Antonio Cancelo, ex presidente de M.C.C. fue muy expresivo y claro en sus declaraciones a la prensa diciendo: “Fagor debería haber tomado decisiones rápidas y dramáticas que podrían haber dejado sin trabajo a dos tercios de la plantilla. En una cooperativa todas las decisiones hay que tomarlas en una asamblea donde están presentes las personas afectadas y eso genera una gran dificultad”. Esa parece haber sido finalmente la decisión de M.C.C., amputar, despedir a la mayoría de los trabajadores porque son caros. Fagor seguirá fabricando electrodomésticos en Polonia con salarios polacos o chinos y no con los salarios decentes que tienen los trabajadores del Alto Deba.

Este desastre social pone en entredicho el futuro del cooperativismo en época de crisis y desvela que en un mundo globalizado una empresa cooperativa, o aplica las mismas reglas que la competencia, como ya venía haciendo M.C.C. con deslocalizaciones, reducciones de salarios, etc., o desaparece de la escena. También pone de relieve que los trabajadores son capaces de crear este emporio industrial con inteligencia y con esfuerzo sin necesidad de empresarios capitalistas.

Las ideas del cooperativismo puestas en marcha por el cura de Acción Católica Arizmendiarrieta en 1956 han chocado contra la realidad brutal del capitalismo, y manifiesta sus limites al utilizar las mismas reglas brutales de pérdida de miles de empleos y de importantes cantidades de dinero ahorrado por las familias obreras, que se volatilizará con la más que probable destrucción de la cooperativa

También es una paradoja que ahora la Iglesia Católica quiera elevar a los altares al cura Arizmendiarrieta, fundador de Fagor, precisamente en el momento que dejan morir a la cooperativa que él fundó.

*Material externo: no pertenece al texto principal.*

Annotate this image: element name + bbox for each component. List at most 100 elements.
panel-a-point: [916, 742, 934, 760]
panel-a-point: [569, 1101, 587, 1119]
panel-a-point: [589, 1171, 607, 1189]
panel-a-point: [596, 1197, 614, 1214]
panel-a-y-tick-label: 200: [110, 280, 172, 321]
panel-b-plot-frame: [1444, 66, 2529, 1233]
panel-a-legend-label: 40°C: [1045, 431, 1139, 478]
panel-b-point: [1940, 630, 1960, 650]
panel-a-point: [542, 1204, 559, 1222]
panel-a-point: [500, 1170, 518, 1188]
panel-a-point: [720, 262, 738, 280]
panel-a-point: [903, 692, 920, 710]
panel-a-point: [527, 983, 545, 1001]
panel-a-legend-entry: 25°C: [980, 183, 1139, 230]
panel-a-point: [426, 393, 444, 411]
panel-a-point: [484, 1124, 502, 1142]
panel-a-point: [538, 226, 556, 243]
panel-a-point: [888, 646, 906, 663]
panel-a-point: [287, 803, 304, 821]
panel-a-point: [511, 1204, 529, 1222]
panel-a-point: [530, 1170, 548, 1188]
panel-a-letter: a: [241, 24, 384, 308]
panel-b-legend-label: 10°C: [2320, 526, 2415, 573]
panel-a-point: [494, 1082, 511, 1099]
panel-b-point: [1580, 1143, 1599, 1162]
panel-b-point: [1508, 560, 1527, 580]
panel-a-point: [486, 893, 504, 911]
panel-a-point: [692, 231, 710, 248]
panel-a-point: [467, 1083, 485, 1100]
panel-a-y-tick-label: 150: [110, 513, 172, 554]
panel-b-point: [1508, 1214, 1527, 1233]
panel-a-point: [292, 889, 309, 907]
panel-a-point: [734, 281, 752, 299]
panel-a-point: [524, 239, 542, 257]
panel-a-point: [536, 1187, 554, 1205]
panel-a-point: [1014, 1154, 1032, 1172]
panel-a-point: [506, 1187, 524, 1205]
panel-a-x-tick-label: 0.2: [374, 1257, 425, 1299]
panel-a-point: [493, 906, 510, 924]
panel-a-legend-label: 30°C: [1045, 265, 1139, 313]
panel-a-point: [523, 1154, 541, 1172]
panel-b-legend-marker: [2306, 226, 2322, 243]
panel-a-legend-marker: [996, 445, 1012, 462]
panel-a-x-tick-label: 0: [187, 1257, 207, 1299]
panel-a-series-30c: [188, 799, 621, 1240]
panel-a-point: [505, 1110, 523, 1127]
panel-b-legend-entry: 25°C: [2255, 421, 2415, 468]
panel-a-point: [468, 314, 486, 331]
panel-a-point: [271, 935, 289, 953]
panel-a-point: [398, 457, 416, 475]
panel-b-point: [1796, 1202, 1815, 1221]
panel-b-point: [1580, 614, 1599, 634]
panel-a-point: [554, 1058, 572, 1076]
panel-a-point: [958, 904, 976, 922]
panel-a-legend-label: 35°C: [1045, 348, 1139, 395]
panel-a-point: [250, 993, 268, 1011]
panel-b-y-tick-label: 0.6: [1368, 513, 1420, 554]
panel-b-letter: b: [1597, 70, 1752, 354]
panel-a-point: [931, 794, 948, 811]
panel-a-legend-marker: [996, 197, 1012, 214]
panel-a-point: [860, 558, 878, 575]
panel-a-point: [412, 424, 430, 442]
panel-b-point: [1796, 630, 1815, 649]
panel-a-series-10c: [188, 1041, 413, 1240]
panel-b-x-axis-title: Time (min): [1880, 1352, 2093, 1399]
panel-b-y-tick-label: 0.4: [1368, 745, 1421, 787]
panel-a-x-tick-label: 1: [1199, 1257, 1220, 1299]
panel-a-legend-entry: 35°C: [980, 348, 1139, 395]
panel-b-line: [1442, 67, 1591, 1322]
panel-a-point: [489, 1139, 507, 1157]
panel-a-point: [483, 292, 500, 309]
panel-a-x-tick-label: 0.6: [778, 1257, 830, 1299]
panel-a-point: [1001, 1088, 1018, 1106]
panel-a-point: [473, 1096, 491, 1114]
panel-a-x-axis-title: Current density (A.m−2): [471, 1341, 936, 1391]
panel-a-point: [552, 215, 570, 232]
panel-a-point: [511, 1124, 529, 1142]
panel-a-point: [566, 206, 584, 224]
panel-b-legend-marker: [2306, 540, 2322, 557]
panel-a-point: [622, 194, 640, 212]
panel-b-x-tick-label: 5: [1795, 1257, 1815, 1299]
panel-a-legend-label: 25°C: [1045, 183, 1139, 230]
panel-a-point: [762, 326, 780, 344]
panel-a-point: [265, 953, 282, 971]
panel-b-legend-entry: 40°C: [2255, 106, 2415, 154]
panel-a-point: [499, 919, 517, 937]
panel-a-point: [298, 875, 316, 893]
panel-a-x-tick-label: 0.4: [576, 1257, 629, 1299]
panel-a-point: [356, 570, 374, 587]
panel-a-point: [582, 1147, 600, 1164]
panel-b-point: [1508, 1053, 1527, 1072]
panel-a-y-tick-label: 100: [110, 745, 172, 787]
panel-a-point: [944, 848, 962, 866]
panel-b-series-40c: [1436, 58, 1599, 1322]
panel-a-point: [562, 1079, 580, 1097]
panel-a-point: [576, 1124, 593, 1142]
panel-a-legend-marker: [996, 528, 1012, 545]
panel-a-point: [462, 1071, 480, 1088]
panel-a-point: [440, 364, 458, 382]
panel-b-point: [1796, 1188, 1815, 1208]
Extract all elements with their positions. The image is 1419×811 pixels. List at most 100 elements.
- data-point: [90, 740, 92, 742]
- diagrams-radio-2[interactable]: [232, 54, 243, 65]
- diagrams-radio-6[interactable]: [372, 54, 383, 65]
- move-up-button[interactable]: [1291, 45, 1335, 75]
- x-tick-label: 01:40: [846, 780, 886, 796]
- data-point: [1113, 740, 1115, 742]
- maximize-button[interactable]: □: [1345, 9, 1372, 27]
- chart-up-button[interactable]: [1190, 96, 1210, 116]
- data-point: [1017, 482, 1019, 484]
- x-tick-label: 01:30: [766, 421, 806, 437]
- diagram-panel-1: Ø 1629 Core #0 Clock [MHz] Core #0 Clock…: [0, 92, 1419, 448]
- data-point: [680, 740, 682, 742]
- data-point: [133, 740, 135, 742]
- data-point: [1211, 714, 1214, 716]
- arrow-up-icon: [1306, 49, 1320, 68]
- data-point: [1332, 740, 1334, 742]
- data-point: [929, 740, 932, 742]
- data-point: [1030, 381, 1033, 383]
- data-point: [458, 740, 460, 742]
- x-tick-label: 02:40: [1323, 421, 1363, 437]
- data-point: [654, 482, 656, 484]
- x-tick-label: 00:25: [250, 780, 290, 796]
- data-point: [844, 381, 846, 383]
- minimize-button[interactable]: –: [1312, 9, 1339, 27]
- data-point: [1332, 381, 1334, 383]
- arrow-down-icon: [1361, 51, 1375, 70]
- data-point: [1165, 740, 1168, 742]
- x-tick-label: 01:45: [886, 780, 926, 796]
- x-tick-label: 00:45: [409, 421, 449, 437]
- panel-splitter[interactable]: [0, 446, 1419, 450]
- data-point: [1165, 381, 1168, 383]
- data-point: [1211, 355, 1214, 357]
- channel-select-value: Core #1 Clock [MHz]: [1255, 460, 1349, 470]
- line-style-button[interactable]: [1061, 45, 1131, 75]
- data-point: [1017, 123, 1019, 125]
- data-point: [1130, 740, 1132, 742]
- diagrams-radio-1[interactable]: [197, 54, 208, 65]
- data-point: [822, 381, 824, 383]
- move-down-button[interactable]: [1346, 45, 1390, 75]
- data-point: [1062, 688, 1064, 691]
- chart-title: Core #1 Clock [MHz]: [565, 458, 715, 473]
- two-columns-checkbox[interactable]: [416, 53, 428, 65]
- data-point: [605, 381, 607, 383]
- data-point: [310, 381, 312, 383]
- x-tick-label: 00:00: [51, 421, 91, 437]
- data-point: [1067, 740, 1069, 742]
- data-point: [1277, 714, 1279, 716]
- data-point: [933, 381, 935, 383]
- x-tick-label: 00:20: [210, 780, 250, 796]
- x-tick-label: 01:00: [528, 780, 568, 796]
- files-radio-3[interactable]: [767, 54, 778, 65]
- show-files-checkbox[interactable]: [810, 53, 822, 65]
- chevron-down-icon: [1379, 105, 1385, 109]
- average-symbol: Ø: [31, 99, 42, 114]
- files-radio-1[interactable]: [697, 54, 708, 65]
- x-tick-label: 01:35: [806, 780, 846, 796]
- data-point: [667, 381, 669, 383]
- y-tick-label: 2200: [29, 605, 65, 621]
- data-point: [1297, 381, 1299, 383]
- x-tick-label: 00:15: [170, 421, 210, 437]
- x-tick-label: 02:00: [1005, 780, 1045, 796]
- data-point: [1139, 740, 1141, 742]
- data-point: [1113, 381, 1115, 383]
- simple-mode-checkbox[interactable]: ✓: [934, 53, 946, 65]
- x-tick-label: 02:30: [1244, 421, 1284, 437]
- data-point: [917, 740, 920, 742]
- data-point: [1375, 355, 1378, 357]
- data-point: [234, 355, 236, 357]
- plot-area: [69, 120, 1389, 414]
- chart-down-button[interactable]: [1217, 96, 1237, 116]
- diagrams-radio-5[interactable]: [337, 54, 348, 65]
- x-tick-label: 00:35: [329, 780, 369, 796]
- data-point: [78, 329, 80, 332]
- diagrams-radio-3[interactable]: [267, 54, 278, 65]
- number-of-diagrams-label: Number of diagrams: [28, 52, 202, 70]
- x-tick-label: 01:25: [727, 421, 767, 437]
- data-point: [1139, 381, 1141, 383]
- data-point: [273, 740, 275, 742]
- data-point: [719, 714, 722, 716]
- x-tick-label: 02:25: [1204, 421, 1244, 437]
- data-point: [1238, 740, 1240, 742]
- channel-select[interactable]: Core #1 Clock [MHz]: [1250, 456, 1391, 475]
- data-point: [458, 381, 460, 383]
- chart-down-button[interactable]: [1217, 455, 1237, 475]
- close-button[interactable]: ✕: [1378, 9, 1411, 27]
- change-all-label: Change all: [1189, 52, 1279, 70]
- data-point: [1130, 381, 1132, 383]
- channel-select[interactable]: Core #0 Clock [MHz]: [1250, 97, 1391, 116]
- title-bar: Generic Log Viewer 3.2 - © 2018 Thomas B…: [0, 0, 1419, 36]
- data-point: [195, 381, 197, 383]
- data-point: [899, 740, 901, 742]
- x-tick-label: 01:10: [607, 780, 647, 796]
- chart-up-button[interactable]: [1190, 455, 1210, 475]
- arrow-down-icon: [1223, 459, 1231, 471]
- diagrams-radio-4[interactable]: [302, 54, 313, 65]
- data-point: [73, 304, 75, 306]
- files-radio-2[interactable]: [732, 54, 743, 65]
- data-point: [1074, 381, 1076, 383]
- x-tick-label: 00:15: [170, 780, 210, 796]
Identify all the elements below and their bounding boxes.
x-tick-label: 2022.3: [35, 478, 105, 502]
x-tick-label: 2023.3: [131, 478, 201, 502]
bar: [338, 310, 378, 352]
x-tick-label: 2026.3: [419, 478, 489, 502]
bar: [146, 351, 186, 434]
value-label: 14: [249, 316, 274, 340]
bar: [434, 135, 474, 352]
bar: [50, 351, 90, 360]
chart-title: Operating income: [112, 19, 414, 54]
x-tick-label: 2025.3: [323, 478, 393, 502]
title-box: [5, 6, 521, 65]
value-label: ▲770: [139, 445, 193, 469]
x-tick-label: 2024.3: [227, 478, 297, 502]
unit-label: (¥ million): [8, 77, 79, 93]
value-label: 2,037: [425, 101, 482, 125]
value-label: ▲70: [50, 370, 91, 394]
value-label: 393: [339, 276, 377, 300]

Hace tiempo que las ideas inspiradoras de las cooperativas estaban abandonadas en algún despacho perdido. La proporcionalidad salarial entre directivos y socios de base se había abandonado, la participación consciente de los cooperativistas en el funcionamiento y la toma de decisiones era una ficción, las asambleas son un ritual que hay que cumplir, como expresan los cooperativistas, “a pesar del desastre de gestión nos presentaban los directivos las cuentas que cuadraban, y las aprobábamos”.

Es curioso que este fenómeno cooperativo, llamado “el milagro-Mondragón” estudiado en múltiples universidades en todo el mundo, puesto como ejemplo para integrar con éxito a los trabajadores como propietarios, y alejarlos de la lucha de clases y del movimiento vivo de los trabajadores, ahora cuando se cuestiona su futuro vuelven a los viejos métodos de la lucha de clases.